What does HackerNews think of async-profiler?

Sampling CPU and HEAP profiler for Java featuring AsyncGetCallTrace + perf_events

Language: C++

Try looking at it with async-profiler. This can be done in production. I discovered performance problems in unexpected (and some expected) places with it in the past. It may be more helpful if it's your application code that's to blame, though, less so if it's the JVM itself.

https://github.com/jvm-profiling-tools/async-profiler

> The other two languages I’ve used mostly in recent decades are Java and Ruby and the profiler situation is for both those languages is kind of shitty. I had to pay real money to get the Java profiler I used at AWS and while it worked, it was klunky, not fun to use.

These days, async profiler (https://github.com/jvm-profiling-tools/async-profiler) is much better than the Go tooling for performance. It is a joy to use and features a top-like view for the hottest methods. It works for locks, allocations and CPU time. It also integrates with JMH.

Have you tried setting up a JMH benchmark? This should allow you to see if the JIT is the cause of your slowdowns. Also, running it under a profiler (I recommend async-profiler[1]) should give you a good idea of where the slowdown occurs which might help you pin it down further.

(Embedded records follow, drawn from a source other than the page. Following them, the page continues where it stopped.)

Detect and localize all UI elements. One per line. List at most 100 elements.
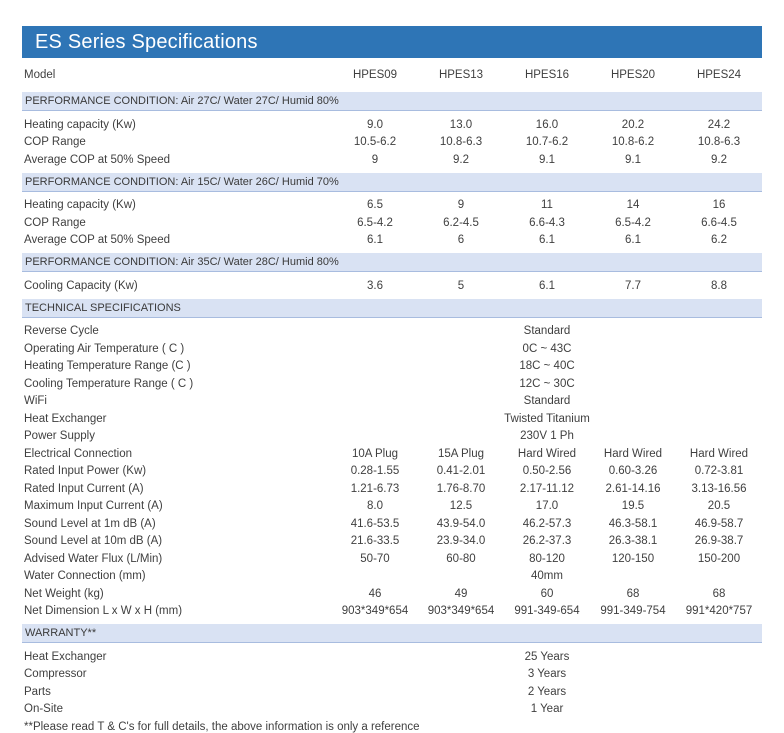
- row-label: Compressor: [24, 668, 87, 681]
- spec-row: Heat Exchanger 25 Years: [22, 648, 762, 666]
- row-label: COP Range: [24, 136, 86, 149]
- spec-value: 6.6-4.3: [529, 216, 565, 229]
- spec-value: 16.0: [535, 118, 559, 131]
- spec-value: 10.8-6.3: [697, 136, 741, 149]
- spec-value: 9.2: [711, 153, 727, 166]
- spec-value: 0.60-3.26: [608, 465, 658, 478]
- spec-value: 17.0: [535, 500, 559, 513]
- row-label: Maximum Input Current (A): [24, 500, 163, 513]
- spec-value: 9.1: [625, 153, 641, 166]
- section-band-cell: PERFORMANCE CONDITION: Air 27C/ Water 27…: [22, 88, 762, 116]
- spec-value: 10.7-6.2: [525, 136, 569, 149]
- spec-value: 903*349*654: [341, 605, 409, 618]
- spec-value-span: Twisted Titanium: [504, 412, 590, 425]
- spec-value: 6.1: [539, 234, 555, 247]
- spec-value-span: 230V 1 Ph: [520, 430, 574, 443]
- spec-row: Rated Input Current (A) 1.21-6.73 1.76-8.7…: [22, 480, 762, 498]
- spec-row: Average COP at 50% Speed 9 9.2 9.1 9.1 9.2: [22, 151, 762, 169]
- spec-value-span: 40mm: [531, 570, 563, 583]
- row-label: Electrical Connection: [24, 447, 133, 460]
- column-header: HPES13: [438, 69, 484, 81]
- spec-value: 68: [712, 587, 726, 600]
- spec-row: Sound Level at 1m dB (A) 41.6-53.5 43.9-54…: [22, 515, 762, 533]
- spec-value: 26.3-38.1: [608, 535, 658, 548]
- spec-row: Power Supply 230V 1 Ph: [22, 428, 762, 446]
- row-label: Heat Exchanger: [24, 412, 107, 425]
- row-label: Sound Level at 1m dB (A): [24, 517, 156, 530]
- spec-row: On-Site 1 Year: [22, 701, 762, 719]
- spec-value: Hard Wired: [603, 447, 663, 460]
- spec-value: 6.1: [625, 234, 641, 247]
- spec-value: 60: [540, 587, 554, 600]
- row-label: WiFi: [24, 395, 47, 408]
- spec-value: 26.2-37.3: [522, 535, 572, 548]
- spec-value: 20.5: [707, 500, 731, 513]
- spec-value-span: 2 Years: [527, 685, 567, 698]
- spec-row: COP Range 10.5-6.2 10.8-6.3 10.7-6.2 10.8-6.…: [22, 134, 762, 152]
- row-label: Average COP at 50% Speed: [24, 234, 170, 247]
- row-label: Water Connection (mm): [24, 570, 146, 583]
- spec-row: Maximum Input Current (A) 8.0 12.5 17.0 19.5…: [22, 498, 762, 516]
- spec-sheet: ES Series Specifications Model HPES09 HPES…: [22, 26, 762, 733]
- row-label: Parts: [24, 685, 51, 698]
- spec-row: Cooling Capacity (Kw) 3.6 5 6.1 7.7 8.8: [22, 277, 762, 295]
- spec-value: 3.6: [367, 279, 383, 292]
- spec-value: 3.13-16.56: [691, 482, 747, 495]
- section-header: PERFORMANCE CONDITION: Air 15C/ Water 26…: [22, 172, 762, 192]
- spec-row: Electrical Connection 10A Plug 15A Plug Har…: [22, 445, 762, 463]
- spec-value: 26.9-38.7: [694, 535, 744, 548]
- spec-value: 6.1: [367, 234, 383, 247]
- spec-value: 9: [371, 153, 379, 166]
- spec-row: Sound Level at 10m dB (A) 21.6-33.5 23.9-3…: [22, 533, 762, 551]
- spec-value-span: 18C ~ 40C: [519, 360, 575, 373]
- spec-value: 24.2: [707, 118, 731, 131]
- spec-value-span: 3 Years: [527, 668, 567, 681]
- spec-row: Net Weight (kg) 46 49 60 68 68: [22, 585, 762, 603]
- spec-value: 2.17-11.12: [519, 482, 575, 495]
- spec-value: 12.5: [449, 500, 473, 513]
- row-label: Power Supply: [24, 430, 95, 443]
- spec-value-span: Standard: [523, 395, 571, 408]
- spec-row: Heating capacity (Kw) 9.0 13.0 16.0 20.2 24.2: [22, 116, 762, 134]
- spec-value: 6.5: [367, 199, 383, 212]
- row-label: Operating Air Temperature ( C ): [24, 342, 185, 355]
- spec-value: 20.2: [621, 118, 645, 131]
- spec-row: COP Range 6.5-4.2 6.2-4.5 6.6-4.3 6.5-4.2 6.6…: [22, 214, 762, 232]
- spec-value: 1.21-6.73: [350, 482, 400, 495]
- spec-value: 68: [626, 587, 640, 600]
- spec-value: 991-349-754: [600, 605, 666, 618]
- spec-row: Cooling Temperature Range ( C ) 12C ~ 30C: [22, 375, 762, 393]
- row-label: Net Weight (kg): [24, 587, 104, 600]
- section-band-cell: TECHNICAL SPECIFICATIONS: [22, 295, 762, 323]
- section-band-row: PERFORMANCE CONDITION: Air 15C/ Water 26…: [22, 169, 762, 197]
- model-header-row: Model HPES09 HPES13 HPES16 HPES20 HPES24: [22, 62, 762, 88]
- spec-value: 6.5-4.2: [357, 216, 393, 229]
- spec-value: 10.8-6.2: [611, 136, 655, 149]
- spec-value: 10.5-6.2: [353, 136, 397, 149]
- spec-value: 46.9-58.7: [694, 517, 744, 530]
- spec-value: 9.1: [539, 153, 555, 166]
- spec-value: Hard Wired: [517, 447, 577, 460]
- spec-value: 120-150: [611, 552, 655, 565]
- spec-row: Water Connection (mm) 40mm: [22, 568, 762, 586]
- spec-value: 0.72-3.81: [694, 465, 744, 478]
- spec-value: 14: [626, 199, 640, 212]
- row-label: Heating Temperature Range (C ): [24, 360, 191, 373]
- column-header: HPES09: [352, 69, 398, 81]
- row-label: Reverse Cycle: [24, 325, 99, 338]
- spec-value-span: 25 Years: [524, 650, 570, 663]
- row-label: Heating capacity (Kw): [24, 199, 136, 212]
- spec-value: 49: [454, 587, 468, 600]
- spec-value: 9.0: [367, 118, 383, 131]
- row-label: Average COP at 50% Speed: [24, 153, 170, 166]
- spec-value: 991-349-654: [514, 605, 580, 618]
- row-label: Heating capacity (Kw): [24, 118, 136, 131]
- spec-value: 6.1: [539, 279, 555, 292]
- spec-value: Hard Wired: [689, 447, 749, 460]
- section-header: WARRANTY**: [22, 624, 762, 643]
- footnote: **Please read T & C's for full details, …: [24, 721, 420, 733]
- spec-value: 6.6-4.5: [701, 216, 737, 229]
- spec-value: 46.3-58.1: [608, 517, 658, 530]
- spec-value: 46.2-57.3: [522, 517, 572, 530]
- section-band-row: WARRANTY**: [22, 620, 762, 648]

[1] https://github.com/jvm-profiling-tools/async-profiler

I've run IntelliJ on aarch64 using my system jdk11 instead of the bundled one. I ran into issues with two native binaries that come bundled with it:

1. An inotify library for detecting file changes. In this case, IntelliJ detected that it didn't have a binary for my architecture and just let me know it would be slower. Not a big deal.

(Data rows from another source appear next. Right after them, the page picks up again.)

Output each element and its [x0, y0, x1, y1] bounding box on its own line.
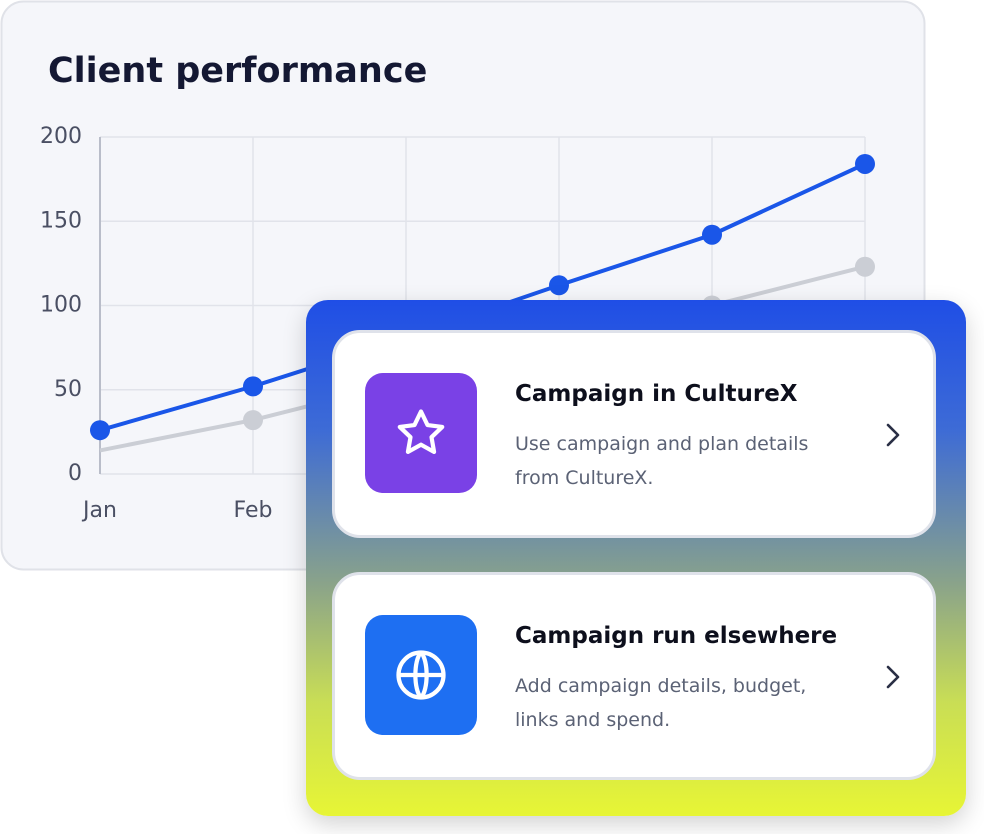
y-tick-label: 0	[68, 461, 82, 486]
data-point	[549, 275, 569, 296]
option-card[interactable]: Campaign run elsewhere Add campaign deta…	[332, 572, 936, 780]
data-point	[243, 410, 263, 431]
option-title: Campaign run elsewhere	[515, 623, 838, 649]
option-description: Add campaign details, budget, links and …	[515, 675, 807, 731]
chevron	[886, 665, 900, 689]
data-point	[243, 376, 263, 397]
globe-icon	[365, 615, 477, 735]
option-description: Use campaign and plan details from Cultu…	[515, 433, 809, 489]
x-tick-label: Jan	[81, 498, 117, 523]
chevron	[886, 423, 900, 447]
data-point	[855, 256, 875, 277]
star-icon	[365, 373, 477, 493]
data-point	[702, 224, 722, 245]
y-tick-label: 100	[40, 293, 82, 318]
option-title: Campaign in CultureX	[515, 381, 798, 407]
x-tick-label: Feb	[234, 498, 273, 523]
data-point	[855, 153, 875, 174]
y-tick-label: 200	[40, 124, 82, 149]
option-card[interactable]: Campaign in CultureX Use campaign and pl…	[332, 330, 936, 538]
options-panel: Campaign in CultureX Use campaign and pl…	[306, 300, 966, 816]
chart-title: Client performance	[48, 51, 427, 91]
y-tick-label: 150	[40, 208, 82, 233]
data-point	[90, 420, 110, 441]
y-tick-label: 50	[54, 377, 82, 402]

2. The async profiler[0]. While available for other architectures, only x86_64 binaries are bundled with IntelliJ. And unfortunately, it didn't detect this either; it just quietly failed to work.

Hopefully with this patch they've also fixed these issues on linux-aarch64.

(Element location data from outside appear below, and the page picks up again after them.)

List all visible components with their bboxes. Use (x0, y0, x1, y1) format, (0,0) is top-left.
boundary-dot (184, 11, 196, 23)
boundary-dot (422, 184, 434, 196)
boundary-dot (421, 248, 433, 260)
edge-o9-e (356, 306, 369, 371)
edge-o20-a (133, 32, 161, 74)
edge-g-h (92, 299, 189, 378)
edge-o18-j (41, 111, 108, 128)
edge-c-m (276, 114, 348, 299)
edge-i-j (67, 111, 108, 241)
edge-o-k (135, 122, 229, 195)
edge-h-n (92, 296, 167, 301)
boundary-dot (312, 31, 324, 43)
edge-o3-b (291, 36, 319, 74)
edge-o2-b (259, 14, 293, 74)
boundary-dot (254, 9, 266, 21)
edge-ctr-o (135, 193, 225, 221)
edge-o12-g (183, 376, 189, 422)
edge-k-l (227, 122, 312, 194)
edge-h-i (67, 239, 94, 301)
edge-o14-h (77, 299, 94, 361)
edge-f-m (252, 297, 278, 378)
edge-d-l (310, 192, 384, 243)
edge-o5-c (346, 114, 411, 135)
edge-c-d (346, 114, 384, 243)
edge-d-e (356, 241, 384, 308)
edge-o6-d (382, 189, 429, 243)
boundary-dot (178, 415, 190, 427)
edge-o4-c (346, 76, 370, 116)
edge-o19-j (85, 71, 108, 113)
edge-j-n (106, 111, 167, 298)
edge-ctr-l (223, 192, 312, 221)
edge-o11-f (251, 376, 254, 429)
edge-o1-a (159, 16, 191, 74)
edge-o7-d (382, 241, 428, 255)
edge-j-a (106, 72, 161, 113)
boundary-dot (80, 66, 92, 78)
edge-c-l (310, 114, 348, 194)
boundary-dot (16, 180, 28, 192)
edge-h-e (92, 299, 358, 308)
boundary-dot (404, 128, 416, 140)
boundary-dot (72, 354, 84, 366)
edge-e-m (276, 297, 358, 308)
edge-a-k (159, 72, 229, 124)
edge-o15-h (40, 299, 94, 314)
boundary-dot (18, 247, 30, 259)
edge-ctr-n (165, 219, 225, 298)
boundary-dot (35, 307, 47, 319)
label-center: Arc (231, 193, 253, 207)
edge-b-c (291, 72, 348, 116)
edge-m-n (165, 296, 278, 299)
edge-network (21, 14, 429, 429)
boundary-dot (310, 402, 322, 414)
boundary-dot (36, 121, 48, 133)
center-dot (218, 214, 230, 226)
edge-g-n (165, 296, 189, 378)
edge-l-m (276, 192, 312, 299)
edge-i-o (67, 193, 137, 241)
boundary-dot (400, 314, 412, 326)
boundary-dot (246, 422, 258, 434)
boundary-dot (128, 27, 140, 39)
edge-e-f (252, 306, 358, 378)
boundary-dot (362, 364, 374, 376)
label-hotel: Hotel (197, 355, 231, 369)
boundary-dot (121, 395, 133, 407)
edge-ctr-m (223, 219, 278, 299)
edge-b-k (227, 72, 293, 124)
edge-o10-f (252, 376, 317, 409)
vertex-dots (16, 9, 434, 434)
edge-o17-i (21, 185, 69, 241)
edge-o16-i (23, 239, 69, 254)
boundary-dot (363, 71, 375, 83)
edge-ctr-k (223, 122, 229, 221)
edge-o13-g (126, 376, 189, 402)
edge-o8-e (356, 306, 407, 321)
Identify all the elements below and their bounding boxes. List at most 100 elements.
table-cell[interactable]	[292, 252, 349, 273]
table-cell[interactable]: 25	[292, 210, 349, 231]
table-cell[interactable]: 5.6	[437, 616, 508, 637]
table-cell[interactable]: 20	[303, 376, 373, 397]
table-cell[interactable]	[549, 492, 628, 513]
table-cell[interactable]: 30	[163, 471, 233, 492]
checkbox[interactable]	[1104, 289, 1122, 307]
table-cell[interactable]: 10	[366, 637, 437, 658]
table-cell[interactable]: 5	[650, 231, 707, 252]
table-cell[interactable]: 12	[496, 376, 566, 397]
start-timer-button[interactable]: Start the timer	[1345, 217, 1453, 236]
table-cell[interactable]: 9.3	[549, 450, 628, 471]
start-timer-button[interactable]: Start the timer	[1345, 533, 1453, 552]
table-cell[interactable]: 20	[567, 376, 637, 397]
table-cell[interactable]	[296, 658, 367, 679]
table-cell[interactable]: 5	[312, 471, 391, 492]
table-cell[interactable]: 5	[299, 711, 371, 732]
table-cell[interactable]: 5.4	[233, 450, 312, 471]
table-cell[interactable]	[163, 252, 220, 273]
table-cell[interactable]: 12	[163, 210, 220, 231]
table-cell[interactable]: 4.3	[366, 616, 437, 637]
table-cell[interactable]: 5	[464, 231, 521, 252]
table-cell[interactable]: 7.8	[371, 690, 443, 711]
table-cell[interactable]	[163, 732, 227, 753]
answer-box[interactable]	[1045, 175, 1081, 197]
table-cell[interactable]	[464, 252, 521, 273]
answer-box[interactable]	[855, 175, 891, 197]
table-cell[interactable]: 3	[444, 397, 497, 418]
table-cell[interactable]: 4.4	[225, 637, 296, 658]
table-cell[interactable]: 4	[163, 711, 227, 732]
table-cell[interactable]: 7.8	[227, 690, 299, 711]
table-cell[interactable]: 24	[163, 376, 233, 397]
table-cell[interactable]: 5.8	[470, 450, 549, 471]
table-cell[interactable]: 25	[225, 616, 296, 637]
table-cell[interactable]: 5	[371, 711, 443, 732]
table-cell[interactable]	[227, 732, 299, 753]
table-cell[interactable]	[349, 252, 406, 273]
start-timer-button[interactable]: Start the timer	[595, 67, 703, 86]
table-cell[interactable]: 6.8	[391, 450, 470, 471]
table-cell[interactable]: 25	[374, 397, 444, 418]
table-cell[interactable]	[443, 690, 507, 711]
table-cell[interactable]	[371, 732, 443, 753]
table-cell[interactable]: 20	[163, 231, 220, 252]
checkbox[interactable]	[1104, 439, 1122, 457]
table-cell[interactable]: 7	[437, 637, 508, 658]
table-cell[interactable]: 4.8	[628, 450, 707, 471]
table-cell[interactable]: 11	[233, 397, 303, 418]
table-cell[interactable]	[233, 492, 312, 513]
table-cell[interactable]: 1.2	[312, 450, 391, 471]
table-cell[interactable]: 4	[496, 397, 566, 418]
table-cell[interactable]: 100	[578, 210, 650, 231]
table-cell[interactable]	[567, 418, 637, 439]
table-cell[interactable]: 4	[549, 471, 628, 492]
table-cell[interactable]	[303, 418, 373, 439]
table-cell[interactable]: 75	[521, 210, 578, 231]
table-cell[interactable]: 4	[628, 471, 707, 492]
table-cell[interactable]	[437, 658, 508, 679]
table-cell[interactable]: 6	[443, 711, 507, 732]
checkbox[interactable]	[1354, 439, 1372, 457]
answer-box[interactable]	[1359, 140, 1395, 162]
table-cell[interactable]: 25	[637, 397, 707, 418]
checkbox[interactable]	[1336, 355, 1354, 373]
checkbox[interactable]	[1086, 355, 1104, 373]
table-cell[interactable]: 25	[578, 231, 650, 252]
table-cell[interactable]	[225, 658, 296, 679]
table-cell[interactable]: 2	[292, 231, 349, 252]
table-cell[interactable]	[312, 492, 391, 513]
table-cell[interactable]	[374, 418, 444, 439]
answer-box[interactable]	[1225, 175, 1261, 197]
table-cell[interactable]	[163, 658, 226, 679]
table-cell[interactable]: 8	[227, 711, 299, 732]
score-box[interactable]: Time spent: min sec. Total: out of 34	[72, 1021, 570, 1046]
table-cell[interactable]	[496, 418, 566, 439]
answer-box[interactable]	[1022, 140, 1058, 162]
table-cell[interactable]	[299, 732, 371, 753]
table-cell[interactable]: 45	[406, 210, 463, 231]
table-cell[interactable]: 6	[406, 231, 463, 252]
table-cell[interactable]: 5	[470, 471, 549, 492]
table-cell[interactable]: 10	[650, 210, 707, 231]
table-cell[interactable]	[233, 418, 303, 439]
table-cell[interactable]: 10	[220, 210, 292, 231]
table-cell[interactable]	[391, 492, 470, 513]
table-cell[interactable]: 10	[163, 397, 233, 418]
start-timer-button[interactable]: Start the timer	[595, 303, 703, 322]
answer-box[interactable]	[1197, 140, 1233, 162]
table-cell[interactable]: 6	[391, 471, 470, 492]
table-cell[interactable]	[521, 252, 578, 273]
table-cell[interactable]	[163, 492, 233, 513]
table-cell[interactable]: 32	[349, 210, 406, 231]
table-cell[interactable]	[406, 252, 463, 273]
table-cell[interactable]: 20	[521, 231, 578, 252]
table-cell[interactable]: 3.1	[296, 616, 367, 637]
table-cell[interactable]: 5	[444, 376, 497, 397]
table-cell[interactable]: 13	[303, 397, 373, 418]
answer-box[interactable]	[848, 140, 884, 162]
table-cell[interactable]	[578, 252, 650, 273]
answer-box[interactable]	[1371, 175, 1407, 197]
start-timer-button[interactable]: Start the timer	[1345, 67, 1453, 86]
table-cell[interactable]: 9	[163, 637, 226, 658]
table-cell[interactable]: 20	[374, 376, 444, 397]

0. https://github.com/jvm-profiling-tools/async-profiler

This looks like a neat tool, and I can see myself using this!

My main project so far this year has been creating actual performance metrics, and not just guesstimates (This is especially important with the JVM which will optimize code at runtime to your actual payloads). And the best tool so far has been FlameGraphs [1]: I urge everyone to try and find am implementation for them and their specific language, as these things are actually interactive. It's not just a nice graphic, but can tell you very directly where you're spending time. We've found countless minor bugs and wasted cycles.

The best java integration I could find is Async-Profiler [2] which can - as the name implies - be attached to any running jvm. The config is pretty powerful and intuitive. It's one of those magical things that just work.

[1]: http://www.brendangregg.com/FlameGraphs/cpuflamegraphs.html

[2]: https://github.com/jvm-profiling-tools/async-profiler

Although the article is a bit long-winded as others have pointed out, it did mention the importance of profiling your application before making any changes.

In particular, you should always aim to profile your app when running under a production load so that you do not have to make assumptions about its behaviour. Something like async-profiler[0] is good, since it avoids the safepoint bias issue and can also track heap allocations.

0. https://github.com/jvm-profiling-tools/async-profiler

For Java you can do better than perf. Sun's Performance Analyzer [1] has had hardware counter based profiling of real Java (not just JIT-compiled code) for more than 10 years. Open source async profiler [2] seems to be doing a decent job on the data collection side, though, doesn't go beyond a basic flame graph for analysis.

[1] https://en.wikipedia.org/wiki/Performance_Analyzer [2] https://github.com/jvm-profiling-tools/async-profiler

Yes, perf sampling of Java is still going well, via -XX:+PreserveFramePointer. Our one microservice that had high overhead with that option (up to 10%, which is rare) has improved their code, lowered the overhead, and now enabled this option by default.

But there's also a newer way that can do Java stack sampling from perf without the frame pointer: https://github.com/jvm-profiling-tools/async-profiler

We're not running it yet. I want to try it out. Note that the stacks with async-profiler are a bit broken -- Java methods become detached from the JVM -- but I'm hoping that's fixable (it should be with a JVM change, at least).